The management of the Associated Writers and Writing Programs announced on Monday on Twitter that the annual AWP Conference would not be canceled due to the threat of the spread of the COVID-19 coronavirus. This year's event, which takes place March 4-7, is being held in San Antonio, Tex., where it is expected to attract more than 10,000 people.
Doubt about the viability of the event hung over the show after it was revealed that a patient quarantined at a nearby military base was accidentally released into the city for a period of 12 hours over the prior weekend. The mayor of San Antonio subsequently proclaimed a state of disaster and a public health emergency that will be in effect for the next seven days, a period covering the entirety of AWP.
As anxiety grew among those registered for the event, much of it expressed through social media, AWP executive co-executive director Diane Zinna tweeted Monday evening that, after deliberations with the mayor, the organizations leaders had opted to go ahead with the event.
In post on its website, AWP said in talks with mayor Ron Nirenberg said that the patient who had been released did not go to the airport or to the downtown area. The AWP said the mayor encouraged the organization to go ahead with the conference.
In its post, AWP explained its thinking in moving forward: "AWP is not moving forward lightly. AWP staff and board are doing so out of a sense of responsibility to the communities we serve. Many schools and programs, particularly in the region, have worked so hard to create a truly exceptional conference this year. This includes the many small presses and journals who work hard all year to sell their books, magazines, and promote their programs at AWP."

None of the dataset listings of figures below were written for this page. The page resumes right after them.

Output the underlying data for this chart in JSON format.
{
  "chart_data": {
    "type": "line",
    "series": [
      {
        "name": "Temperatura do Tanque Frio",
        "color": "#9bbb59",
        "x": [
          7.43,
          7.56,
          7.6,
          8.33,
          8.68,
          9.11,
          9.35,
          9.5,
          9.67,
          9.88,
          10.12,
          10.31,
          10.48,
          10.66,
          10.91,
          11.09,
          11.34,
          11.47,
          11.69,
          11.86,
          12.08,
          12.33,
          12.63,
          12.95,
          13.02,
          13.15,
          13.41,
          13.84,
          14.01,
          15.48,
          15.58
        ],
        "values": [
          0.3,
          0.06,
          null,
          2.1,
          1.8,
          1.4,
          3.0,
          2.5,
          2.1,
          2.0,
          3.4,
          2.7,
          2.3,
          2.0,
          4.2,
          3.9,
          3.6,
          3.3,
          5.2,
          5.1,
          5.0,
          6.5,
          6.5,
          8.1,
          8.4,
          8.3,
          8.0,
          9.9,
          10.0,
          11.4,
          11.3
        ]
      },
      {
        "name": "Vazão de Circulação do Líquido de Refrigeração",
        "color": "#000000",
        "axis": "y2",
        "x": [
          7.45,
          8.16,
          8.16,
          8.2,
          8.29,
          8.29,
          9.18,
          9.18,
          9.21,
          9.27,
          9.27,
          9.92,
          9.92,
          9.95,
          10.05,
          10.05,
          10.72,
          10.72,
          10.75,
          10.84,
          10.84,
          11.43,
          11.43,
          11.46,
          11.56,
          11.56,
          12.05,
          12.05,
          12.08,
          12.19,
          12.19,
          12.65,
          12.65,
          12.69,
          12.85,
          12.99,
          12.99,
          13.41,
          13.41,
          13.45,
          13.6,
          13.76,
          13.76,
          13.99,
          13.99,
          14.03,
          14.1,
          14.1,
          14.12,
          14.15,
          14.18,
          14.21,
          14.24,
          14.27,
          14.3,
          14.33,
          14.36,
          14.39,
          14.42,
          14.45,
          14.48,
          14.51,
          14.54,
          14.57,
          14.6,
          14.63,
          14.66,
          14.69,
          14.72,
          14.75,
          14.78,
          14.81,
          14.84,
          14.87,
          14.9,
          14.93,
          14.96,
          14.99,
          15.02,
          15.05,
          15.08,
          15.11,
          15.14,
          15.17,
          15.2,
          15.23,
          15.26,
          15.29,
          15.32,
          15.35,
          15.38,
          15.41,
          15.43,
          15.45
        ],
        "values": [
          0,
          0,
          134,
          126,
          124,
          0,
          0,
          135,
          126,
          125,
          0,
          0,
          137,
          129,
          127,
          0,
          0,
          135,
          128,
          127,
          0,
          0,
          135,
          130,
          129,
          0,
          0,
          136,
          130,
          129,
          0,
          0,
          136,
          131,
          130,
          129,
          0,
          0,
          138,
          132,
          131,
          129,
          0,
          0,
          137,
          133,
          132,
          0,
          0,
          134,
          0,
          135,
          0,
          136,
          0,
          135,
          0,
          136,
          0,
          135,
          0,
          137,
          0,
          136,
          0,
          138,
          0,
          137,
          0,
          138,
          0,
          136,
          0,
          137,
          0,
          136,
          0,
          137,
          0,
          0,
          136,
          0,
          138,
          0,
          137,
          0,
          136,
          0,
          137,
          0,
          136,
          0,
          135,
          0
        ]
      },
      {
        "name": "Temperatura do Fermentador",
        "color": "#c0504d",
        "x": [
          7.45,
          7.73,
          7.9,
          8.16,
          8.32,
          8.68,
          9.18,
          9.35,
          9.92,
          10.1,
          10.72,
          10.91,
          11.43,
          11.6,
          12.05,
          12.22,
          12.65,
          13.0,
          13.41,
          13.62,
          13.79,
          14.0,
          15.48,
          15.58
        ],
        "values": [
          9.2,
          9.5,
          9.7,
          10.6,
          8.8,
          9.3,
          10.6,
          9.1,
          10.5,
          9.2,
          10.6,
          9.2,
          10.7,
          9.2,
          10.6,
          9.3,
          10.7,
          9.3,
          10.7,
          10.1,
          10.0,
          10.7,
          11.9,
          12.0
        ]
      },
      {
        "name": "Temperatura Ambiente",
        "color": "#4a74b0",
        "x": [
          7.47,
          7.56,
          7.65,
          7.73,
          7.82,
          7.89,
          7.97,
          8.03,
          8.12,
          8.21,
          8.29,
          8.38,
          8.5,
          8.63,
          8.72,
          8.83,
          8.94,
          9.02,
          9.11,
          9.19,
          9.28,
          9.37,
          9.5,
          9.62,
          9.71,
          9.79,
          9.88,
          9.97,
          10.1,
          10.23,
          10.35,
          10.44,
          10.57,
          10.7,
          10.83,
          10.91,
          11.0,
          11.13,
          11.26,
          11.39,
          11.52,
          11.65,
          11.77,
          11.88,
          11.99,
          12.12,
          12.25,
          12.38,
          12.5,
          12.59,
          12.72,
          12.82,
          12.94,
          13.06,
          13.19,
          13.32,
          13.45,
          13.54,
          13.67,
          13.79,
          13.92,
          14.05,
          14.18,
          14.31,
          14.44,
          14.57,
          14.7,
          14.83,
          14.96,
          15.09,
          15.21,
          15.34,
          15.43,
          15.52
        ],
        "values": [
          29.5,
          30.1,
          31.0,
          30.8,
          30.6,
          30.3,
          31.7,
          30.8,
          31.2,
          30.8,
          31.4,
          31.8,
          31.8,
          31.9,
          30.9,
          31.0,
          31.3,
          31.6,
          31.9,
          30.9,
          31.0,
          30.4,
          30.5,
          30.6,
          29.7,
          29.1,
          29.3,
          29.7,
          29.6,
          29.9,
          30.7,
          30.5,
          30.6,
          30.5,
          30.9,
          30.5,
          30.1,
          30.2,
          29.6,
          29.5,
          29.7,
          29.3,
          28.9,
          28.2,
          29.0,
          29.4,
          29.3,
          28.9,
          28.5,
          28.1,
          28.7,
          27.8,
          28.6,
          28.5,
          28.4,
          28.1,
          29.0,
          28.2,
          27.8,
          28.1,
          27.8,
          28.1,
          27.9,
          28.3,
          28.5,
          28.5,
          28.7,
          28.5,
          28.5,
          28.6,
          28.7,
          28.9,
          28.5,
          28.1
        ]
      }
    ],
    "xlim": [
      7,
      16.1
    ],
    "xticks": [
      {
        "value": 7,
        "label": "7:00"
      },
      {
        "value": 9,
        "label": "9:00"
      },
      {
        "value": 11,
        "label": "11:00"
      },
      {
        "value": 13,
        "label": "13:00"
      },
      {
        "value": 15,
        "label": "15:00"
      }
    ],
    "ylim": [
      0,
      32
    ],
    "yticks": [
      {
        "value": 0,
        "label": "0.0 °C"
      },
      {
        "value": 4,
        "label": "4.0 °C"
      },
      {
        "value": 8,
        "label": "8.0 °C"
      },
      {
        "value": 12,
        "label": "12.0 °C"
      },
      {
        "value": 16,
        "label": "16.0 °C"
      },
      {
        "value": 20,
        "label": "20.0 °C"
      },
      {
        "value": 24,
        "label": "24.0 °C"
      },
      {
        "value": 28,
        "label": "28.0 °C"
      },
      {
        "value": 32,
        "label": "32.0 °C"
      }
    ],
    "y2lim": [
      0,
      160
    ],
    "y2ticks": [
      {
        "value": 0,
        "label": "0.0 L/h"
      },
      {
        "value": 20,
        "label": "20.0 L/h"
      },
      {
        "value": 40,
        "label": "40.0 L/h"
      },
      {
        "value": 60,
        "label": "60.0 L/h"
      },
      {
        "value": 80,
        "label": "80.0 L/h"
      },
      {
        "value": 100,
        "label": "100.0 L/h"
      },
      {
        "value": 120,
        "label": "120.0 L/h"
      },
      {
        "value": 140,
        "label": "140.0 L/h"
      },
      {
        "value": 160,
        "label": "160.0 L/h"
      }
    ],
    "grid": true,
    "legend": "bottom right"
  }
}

The AWP post also included the steps it is taking to ensure a safe meeting, including increasing the amount of hand sanitizer available, and providing disinfecting wipes in every meeting room. AWP also said panel rules "will be relaxed to ensure that our important conversations can continue; writers may now appear on more than 2 panels."
The move to go ahead has been criticized by some parties. Diane Zinna, the organization's executive co-director, has resigned from her position as a result of the decision. Others have asserted that keeping the conference running is inconsiderate of the immunocompromised and other writers with disabilities. Disabled & Deaf Uprising, a collective of writers and artists with disabilities, has slammed the decision in a series of tweets. The conference has come under fire before for accessibility issues.
The organization acknowledged that some attendees, including speakers, have canceled their trips, and said it will provide a list of those who have canceled. Among the publishers known to have withdrawn from the conference is Tin House. Earlier in the day, AWP tweeted that they would offer refunds or credits toward next year's AWP conference in Kansas City to anyone uncomfortable with traveling to San Antonio for the event.
This story has been updated with further information.